Two Federal Court decisions from 2014, DCT v Lyons and DCT v Graham Family Superannuation Pty Ltd have demonstrated the Court’s relatively lenient approach to applying penalties under the Superannuation Industry (Supervision) Act 1993 (SIS Act) for cases involving multiple numbers of very serious breaches.
Each case involved the personal use (through loans and the use of personal assets) of all or most of the self managed superannuation fund’s (SMSF’s) assets involving multiple breaches of the SIS Act. For example, in the Lyons case, loans were made to a related business totalling $190,000 (being all of the assets of the SMSF) which were never repaid (as the business failed). Despite the seriousness and the number, of breaches, the Court only applied penalties of $32,500 and $40,000 respectively for all breaches (the maximum penalty for each breach is $220,000).

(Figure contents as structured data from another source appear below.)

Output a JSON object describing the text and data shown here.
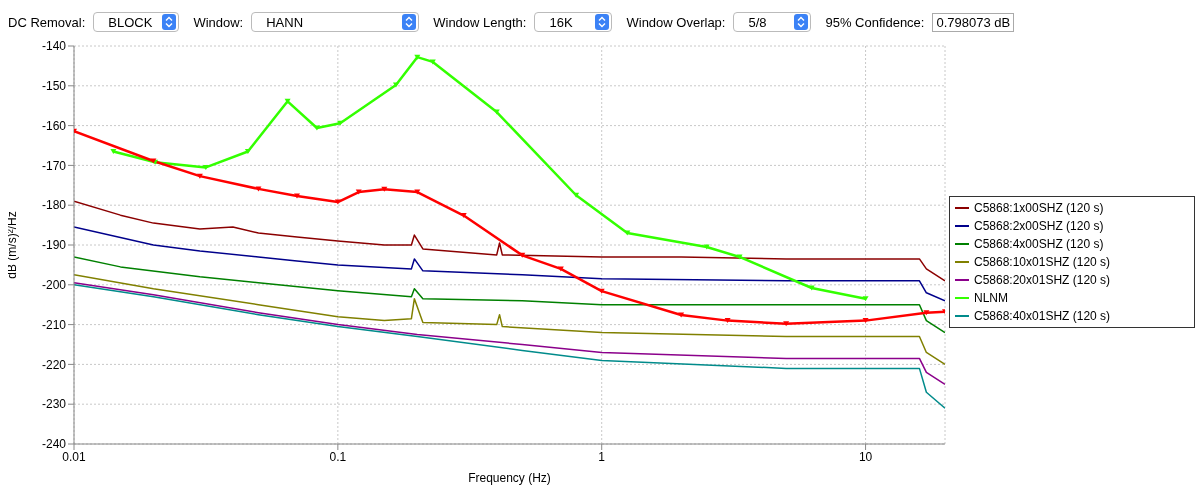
{
  "chart_data": {
    "type": "line",
    "xlabel": "Frequency (Hz)",
    "ylabel": "dB (m/s)²/Hz",
    "log": "x",
    "xlim": [
      0.01,
      20
    ],
    "xticks": [
      0.01,
      0.1,
      1,
      10
    ],
    "ylim": [
      -240,
      -140
    ],
    "yticks": [
      -240,
      -230,
      -220,
      -210,
      -200,
      -190,
      -180,
      -170,
      -160,
      -150,
      -140
    ],
    "grid": true,
    "legend": "right",
    "marker": "none",
    "line_style": "solid",
    "annotations": [
      "DC Removal:",
      "BLOCK",
      "Window:",
      "HANN",
      "Window Length:",
      "16K",
      "Window Overlap:",
      "5/8",
      "95% Confidence:",
      "0.798073 dB"
    ],
    "series": [
      {
        "name": "C5868:1x00SHZ (120 s)",
        "color": "#8b0000",
        "x": [
          0.01,
          0.015,
          0.02,
          0.03,
          0.04,
          0.05,
          0.07,
          0.1,
          0.15,
          0.19,
          0.195,
          0.21,
          0.4,
          0.41,
          0.42,
          1,
          2,
          5,
          10,
          16,
          17,
          20
        ],
        "values": [
          -179,
          -182.5,
          -184.5,
          -186,
          -185.5,
          -187,
          -188,
          -189,
          -190,
          -190,
          -187.5,
          -191,
          -192.5,
          -189.5,
          -192.5,
          -193,
          -193,
          -193.5,
          -193.5,
          -193.5,
          -196,
          -199
        ]
      },
      {
        "name": "C5868:2x00SHZ (120 s)",
        "color": "#00008b",
        "x": [
          0.01,
          0.02,
          0.03,
          0.05,
          0.07,
          0.1,
          0.19,
          0.195,
          0.21,
          0.5,
          1,
          5,
          16,
          17,
          20
        ],
        "values": [
          -185.5,
          -190,
          -191.5,
          -193,
          -194,
          -195,
          -196,
          -193.5,
          -196.5,
          -197.5,
          -198.5,
          -199,
          -199,
          -202,
          -204
        ]
      },
      {
        "name": "C5868:4x00SHZ (120 s)",
        "color": "#008000",
        "x": [
          0.01,
          0.015,
          0.03,
          0.05,
          0.1,
          0.19,
          0.195,
          0.21,
          0.5,
          1,
          5,
          16,
          17,
          20
        ],
        "values": [
          -193,
          -195.5,
          -198,
          -199.5,
          -201.5,
          -203,
          -201,
          -203.5,
          -204,
          -205,
          -205,
          -205,
          -209,
          -212
        ]
      },
      {
        "name": "C5868:10x01SHZ (120 s)",
        "color": "#808000",
        "x": [
          0.01,
          0.02,
          0.05,
          0.1,
          0.15,
          0.19,
          0.195,
          0.21,
          0.4,
          0.41,
          0.42,
          1,
          5,
          16,
          17,
          20
        ],
        "values": [
          -197.5,
          -201,
          -205,
          -208,
          -209,
          -208.5,
          -203.5,
          -209.5,
          -210,
          -207.5,
          -210.5,
          -212,
          -213,
          -213,
          -217,
          -220
        ]
      },
      {
        "name": "C5868:20x01SHZ (120 s)",
        "color": "#8b008b",
        "x": [
          0.01,
          0.02,
          0.05,
          0.1,
          0.2,
          0.5,
          1,
          5,
          16,
          17,
          20
        ],
        "values": [
          -199.5,
          -202.5,
          -207,
          -210,
          -212.5,
          -215,
          -217,
          -218.5,
          -218.5,
          -222,
          -225
        ]
      },
      {
        "name": "NLNM",
        "color": "#33ff00",
        "marker": "triangle",
        "x": [
          0.0141,
          0.0203,
          0.0316,
          0.0456,
          0.0645,
          0.0833,
          0.102,
          0.166,
          0.2,
          0.229,
          0.4,
          0.8,
          1.25,
          2.5,
          3.33,
          6.25,
          10
        ],
        "values": [
          -166.5,
          -169.2,
          -170.5,
          -166.5,
          -153.9,
          -160.6,
          -159.4,
          -149.8,
          -142.8,
          -144,
          -156.6,
          -177.5,
          -187,
          -190.5,
          -193,
          -200.8,
          -203.5
        ]
      },
      {
        "name": "C5868:40x01SHZ (120 s)",
        "color": "#008b8b",
        "x": [
          0.01,
          0.02,
          0.05,
          0.1,
          0.2,
          0.5,
          1,
          5,
          16,
          17,
          20
        ],
        "values": [
          -200,
          -203,
          -207.5,
          -210.5,
          -213,
          -216.5,
          -219,
          -221,
          -221,
          -227,
          -231
        ]
      },
      {
        "color": "#ff0000",
        "marker": "triangle",
        "x": [
          0.01,
          0.02,
          0.03,
          0.05,
          0.07,
          0.1,
          0.12,
          0.15,
          0.2,
          0.3,
          0.5,
          0.7,
          1,
          2,
          3,
          5,
          10,
          17,
          20
        ],
        "values": [
          -161.4,
          -168.9,
          -172.7,
          -175.9,
          -177.7,
          -179.2,
          -176.7,
          -176,
          -176.7,
          -182.6,
          -192.6,
          -196,
          -201.6,
          -207.6,
          -209,
          -209.8,
          -209,
          -207,
          -206.8
        ]
      }
    ]
  }
}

Both decisions demonstrate that a lenient approach can be taken in relation to even the most serious of breaches of the SIS Act. Common features of both cases are that the taxpayers fully cooperated with Australian Taxation Office (ATO) investigations, showed remorse, agreed to a set of facts and penalties to be applied before the hearing, and were represented at the hearing. It is hoped that a similarly lenient approach will be taken by the ATO in its approach to the new SMSF penalty regime that applied from 1 July 2014.